Change any one of those qualities and you have something which will be inferior to its competition and will be selected against.

So being a bipedal humanoid seems inevitable if life on your planet is going to evolve to the level of using tools and technology. I am open to be proved wrong, and would actually love to be, because I can't envisage any techno-savvy creature which isn't humanoid.

The three smartest animals are dolphins, elephants and chimpanzees (after humans, of course). So clearly intelligence can manifest itself in a variety of morphologies.

you said "RNA comes before DNA". as far as we are aware, it does not. you also said "RNA was the first information carrying molecule"

you are making claims which require evidence

My guess would be "no." But anybody else's guess is as good as mine. We have no data.

Speculation without data is fun, and all, but it is not really anything to do with science.

>RNA comes before DNA


correct me if I am wrong, and I may be, but is not RNA made by DNA interacting with various enzymes an' shit?

In any case, even if a RNA/DNA system was the only way to get to life, why would we assume that this would lead to similar looking organisms?

Do you even bother to read the posts a few posts above, or just shitpost without having the courtesy to look what's already been said?

>why would we assume that this would lead to similar looking organisms?

Read this.

>What would aliens look like?
>Would they look like to the forms of life of our Earth because of evolutive convergence or not?

Half the life forms on Earth look like fucking aliens.

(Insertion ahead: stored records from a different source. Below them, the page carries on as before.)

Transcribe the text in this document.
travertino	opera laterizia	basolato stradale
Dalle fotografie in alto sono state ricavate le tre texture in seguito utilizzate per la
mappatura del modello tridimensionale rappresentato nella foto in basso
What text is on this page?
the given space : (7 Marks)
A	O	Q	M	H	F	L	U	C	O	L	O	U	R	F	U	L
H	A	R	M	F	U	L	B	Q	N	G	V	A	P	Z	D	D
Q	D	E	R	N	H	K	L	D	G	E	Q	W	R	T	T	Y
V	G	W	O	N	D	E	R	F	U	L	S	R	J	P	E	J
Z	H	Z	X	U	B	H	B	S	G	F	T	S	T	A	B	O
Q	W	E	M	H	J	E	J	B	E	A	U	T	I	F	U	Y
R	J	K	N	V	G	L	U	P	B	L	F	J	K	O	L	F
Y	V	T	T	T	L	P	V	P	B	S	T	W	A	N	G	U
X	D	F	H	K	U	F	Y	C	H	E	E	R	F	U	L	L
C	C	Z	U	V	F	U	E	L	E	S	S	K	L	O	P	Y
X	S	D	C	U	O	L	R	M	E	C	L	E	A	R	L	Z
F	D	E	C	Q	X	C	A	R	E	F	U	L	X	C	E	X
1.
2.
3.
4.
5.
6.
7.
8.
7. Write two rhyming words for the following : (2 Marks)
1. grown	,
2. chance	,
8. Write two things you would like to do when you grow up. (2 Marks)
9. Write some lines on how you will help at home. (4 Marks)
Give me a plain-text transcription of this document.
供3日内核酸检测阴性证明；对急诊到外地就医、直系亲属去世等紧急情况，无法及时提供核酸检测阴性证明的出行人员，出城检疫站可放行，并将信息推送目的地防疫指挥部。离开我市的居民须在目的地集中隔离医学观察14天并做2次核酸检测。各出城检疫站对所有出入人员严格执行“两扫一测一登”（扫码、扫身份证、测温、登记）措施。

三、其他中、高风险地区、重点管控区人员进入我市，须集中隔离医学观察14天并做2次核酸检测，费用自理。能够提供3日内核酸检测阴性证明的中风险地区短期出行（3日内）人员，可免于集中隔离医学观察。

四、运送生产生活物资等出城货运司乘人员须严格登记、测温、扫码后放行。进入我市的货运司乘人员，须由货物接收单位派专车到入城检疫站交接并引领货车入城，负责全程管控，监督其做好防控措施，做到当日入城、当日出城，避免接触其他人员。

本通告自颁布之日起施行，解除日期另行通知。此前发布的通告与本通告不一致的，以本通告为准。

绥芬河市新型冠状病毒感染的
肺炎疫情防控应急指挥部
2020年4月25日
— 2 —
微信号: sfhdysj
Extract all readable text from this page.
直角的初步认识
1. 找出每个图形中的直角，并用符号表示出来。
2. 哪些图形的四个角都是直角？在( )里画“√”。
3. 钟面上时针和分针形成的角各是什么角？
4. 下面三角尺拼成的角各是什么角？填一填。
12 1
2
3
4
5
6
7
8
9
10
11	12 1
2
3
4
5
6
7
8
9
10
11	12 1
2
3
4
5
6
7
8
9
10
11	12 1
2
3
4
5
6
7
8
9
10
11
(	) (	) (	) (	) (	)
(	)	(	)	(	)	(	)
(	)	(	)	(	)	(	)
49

Look at that deep water shit, or a platypus, or an ostrich, or a scorpion... life on Earth is unbelievably varied. You could design basically anything and probably find a correlation in the sea. Out of the sea, physiology starts to set a few more parameters; invertebrate/vertebrate, warm/cold blooded, endo/exo skeleton, limbs/wings, etc. Lower down the evolutionary tree the variety is immense, and the potential for variety on an alien world with similar life-supporting conditions to Earth would be equally high, i.e. equally varied. So whereas an alien biologist might look at an Earth angler fish and say, fuuuu dat crayzee fish got a fishing rod and light on its head, on their planet the angler might be an octopus with a collection of tiny tentacles which mimic a shoal of fish.

The point here is, life evolves to flourish in ecological niches, yes evolution does show convergence, but the scope for variety lower down the evolutionary tree is still immense.

Further up the evolutionary tree, physiology starts to set its parameters more stringently and the only real options for higher intelligent lifeforms which manipulate their environment (fire, tools, technology) are humanoid.